Description and Table of Contents

Description

Sydney Shoemaker is one of the most influential philosophers currently writing on philosophy of mind and metaphysics. The essays in this collection deal with the way in which we know our own minds, and with the nature of those mental states of which we have our most direct conscious awareness. Professor Shoemaker opposes the 'inner sense' conception of introspective self-knowledge. He defends the view that perceptual and sensory states have non-representational features - 'qualia' - that determine what it is like to have them. Amongst the other topics covered are the unity of consciousness, and the idea that the 'first-person perspective' gives a privileged route to philosophical understanding of the nature of mind.
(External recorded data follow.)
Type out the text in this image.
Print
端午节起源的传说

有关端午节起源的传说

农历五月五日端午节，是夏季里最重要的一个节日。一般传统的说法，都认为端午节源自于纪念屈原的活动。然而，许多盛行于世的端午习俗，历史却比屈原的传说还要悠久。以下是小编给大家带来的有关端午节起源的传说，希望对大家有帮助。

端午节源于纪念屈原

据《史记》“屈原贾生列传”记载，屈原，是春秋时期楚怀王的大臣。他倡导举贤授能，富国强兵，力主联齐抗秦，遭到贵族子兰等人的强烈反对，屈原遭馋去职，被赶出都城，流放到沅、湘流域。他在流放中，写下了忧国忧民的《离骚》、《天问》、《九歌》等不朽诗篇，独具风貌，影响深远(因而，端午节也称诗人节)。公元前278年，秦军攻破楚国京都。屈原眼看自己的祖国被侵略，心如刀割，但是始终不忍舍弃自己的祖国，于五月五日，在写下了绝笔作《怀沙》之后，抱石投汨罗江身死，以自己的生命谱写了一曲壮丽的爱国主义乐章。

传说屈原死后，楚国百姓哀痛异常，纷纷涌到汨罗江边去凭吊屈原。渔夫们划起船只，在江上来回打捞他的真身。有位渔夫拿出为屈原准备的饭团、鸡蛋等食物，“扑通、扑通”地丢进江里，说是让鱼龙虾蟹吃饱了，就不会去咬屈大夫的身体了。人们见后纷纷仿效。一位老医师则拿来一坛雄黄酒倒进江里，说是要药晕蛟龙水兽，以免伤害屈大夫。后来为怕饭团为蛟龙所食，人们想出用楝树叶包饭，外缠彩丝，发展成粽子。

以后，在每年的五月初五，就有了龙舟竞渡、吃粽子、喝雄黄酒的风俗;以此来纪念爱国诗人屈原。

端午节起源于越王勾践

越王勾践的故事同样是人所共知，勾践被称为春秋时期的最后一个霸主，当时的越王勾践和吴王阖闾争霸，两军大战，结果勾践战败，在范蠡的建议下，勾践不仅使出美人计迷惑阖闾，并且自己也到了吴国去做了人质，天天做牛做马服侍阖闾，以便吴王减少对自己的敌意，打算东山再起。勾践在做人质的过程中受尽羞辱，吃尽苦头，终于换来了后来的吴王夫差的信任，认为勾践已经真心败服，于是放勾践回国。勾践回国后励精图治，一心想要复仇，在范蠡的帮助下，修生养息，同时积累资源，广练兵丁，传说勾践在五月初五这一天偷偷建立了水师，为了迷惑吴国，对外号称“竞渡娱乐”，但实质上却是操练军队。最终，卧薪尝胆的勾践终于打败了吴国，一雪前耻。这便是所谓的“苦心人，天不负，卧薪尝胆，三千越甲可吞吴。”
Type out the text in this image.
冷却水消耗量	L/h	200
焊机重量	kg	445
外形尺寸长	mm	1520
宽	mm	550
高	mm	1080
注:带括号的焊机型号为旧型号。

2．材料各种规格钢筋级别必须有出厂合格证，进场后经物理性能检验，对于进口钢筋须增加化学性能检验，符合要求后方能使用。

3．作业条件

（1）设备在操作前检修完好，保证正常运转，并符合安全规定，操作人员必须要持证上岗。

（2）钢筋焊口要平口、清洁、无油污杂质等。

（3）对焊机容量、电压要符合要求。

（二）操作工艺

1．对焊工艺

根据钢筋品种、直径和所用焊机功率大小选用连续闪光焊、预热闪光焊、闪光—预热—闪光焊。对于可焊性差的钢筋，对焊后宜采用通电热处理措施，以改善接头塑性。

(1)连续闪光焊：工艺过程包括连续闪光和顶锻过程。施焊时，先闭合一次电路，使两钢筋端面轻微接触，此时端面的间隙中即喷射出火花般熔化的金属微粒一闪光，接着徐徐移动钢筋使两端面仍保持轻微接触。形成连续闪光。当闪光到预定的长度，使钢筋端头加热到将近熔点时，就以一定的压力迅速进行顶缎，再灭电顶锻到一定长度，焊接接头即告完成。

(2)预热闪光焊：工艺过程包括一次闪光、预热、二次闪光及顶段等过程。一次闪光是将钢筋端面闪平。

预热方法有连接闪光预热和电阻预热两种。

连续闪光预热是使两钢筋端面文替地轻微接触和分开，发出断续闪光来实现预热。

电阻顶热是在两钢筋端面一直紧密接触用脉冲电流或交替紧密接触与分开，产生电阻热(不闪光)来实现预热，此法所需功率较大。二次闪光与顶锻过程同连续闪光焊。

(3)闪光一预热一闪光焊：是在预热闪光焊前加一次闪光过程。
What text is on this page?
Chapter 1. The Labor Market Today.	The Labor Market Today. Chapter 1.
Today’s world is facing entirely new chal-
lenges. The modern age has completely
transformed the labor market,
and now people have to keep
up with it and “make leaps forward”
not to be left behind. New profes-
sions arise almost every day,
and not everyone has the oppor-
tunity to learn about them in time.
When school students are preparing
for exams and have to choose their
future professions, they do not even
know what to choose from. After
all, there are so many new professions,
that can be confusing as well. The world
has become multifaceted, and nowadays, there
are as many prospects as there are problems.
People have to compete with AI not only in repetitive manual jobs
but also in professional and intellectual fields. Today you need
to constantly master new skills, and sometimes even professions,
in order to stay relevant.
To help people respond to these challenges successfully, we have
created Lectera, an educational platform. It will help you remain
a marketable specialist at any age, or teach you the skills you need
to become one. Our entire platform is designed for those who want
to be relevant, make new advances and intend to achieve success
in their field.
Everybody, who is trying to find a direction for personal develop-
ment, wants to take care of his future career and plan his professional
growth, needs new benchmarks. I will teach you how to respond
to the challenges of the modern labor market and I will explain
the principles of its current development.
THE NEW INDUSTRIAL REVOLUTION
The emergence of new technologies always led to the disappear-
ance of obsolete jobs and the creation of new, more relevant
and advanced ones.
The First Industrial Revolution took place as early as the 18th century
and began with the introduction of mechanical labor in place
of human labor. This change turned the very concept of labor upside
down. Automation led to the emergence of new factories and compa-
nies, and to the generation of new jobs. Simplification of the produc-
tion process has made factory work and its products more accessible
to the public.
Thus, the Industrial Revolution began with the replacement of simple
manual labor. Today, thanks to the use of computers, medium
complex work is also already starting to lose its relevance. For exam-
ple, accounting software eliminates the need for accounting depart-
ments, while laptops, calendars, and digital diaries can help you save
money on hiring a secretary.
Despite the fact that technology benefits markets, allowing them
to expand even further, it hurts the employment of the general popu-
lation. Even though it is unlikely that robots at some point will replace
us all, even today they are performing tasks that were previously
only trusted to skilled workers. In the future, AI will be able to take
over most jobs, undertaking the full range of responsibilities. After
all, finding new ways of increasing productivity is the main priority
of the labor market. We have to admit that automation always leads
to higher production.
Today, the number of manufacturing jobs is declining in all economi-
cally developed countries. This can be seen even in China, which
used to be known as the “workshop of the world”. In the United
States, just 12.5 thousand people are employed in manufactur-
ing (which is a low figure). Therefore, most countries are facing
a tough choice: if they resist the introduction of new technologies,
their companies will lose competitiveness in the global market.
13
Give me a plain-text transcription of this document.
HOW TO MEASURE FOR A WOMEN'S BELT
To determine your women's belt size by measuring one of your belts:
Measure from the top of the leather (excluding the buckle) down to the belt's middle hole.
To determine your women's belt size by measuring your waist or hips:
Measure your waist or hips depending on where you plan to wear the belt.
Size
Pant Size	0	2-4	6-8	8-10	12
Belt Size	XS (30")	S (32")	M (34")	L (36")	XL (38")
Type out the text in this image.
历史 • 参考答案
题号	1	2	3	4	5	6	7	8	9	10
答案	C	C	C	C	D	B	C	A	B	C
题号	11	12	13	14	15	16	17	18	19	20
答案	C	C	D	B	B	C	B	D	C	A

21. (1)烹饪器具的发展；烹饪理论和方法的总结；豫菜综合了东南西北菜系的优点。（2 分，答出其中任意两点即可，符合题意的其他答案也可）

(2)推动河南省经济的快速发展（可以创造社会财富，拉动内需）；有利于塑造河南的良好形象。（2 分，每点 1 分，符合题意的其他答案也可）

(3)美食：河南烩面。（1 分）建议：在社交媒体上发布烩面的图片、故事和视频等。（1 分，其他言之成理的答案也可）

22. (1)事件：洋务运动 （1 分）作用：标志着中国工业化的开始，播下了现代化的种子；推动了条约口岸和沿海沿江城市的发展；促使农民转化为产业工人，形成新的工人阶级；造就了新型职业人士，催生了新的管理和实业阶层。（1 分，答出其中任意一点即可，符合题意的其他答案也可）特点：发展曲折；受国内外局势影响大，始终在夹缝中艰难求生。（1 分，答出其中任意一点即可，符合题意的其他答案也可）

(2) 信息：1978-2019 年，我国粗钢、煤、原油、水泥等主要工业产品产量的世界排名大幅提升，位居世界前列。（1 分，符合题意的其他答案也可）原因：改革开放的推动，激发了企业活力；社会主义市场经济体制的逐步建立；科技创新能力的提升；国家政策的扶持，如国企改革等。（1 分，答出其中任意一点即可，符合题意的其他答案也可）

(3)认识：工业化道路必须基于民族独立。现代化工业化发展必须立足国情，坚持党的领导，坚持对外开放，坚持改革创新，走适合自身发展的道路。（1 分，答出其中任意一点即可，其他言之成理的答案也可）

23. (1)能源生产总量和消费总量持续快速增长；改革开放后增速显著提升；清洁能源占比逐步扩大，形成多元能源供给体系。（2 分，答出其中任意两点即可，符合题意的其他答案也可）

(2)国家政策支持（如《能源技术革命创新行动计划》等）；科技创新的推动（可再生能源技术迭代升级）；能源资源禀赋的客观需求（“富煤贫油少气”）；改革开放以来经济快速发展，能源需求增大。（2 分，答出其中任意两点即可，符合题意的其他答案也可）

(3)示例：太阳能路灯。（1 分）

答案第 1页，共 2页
This major collection is sure to prove invaluable to all advanced students of the philosophy of mind and cognitive science.

Table of Contents

  • Part I. Self-Knowledge: 1. Introspection and the self
  • 2. On knowing one's own mind
  • 3. First-person access
  • 4. Moore's paradox and self-knowledge
  • Part II. Qualia: 5. Qualities and qualia: what's in the mind?
  • 6. Qualia and consciousness
  • 7. Intrasubjective/intersubjective
  • Part III. Mental Unity and the Nature Of The Mind: 8. The first-person perspective
  • 9. Unity of consciousness and consciousness of unity
  • Part IV. The Royce Lectures: Self-Knowledge and 'Inner Sense': 10. Lecture 1: the object perception model
  • 11. Lecture 2: the broad perceptual model
  • 12. Lecture 3: the phenomenal character of experience.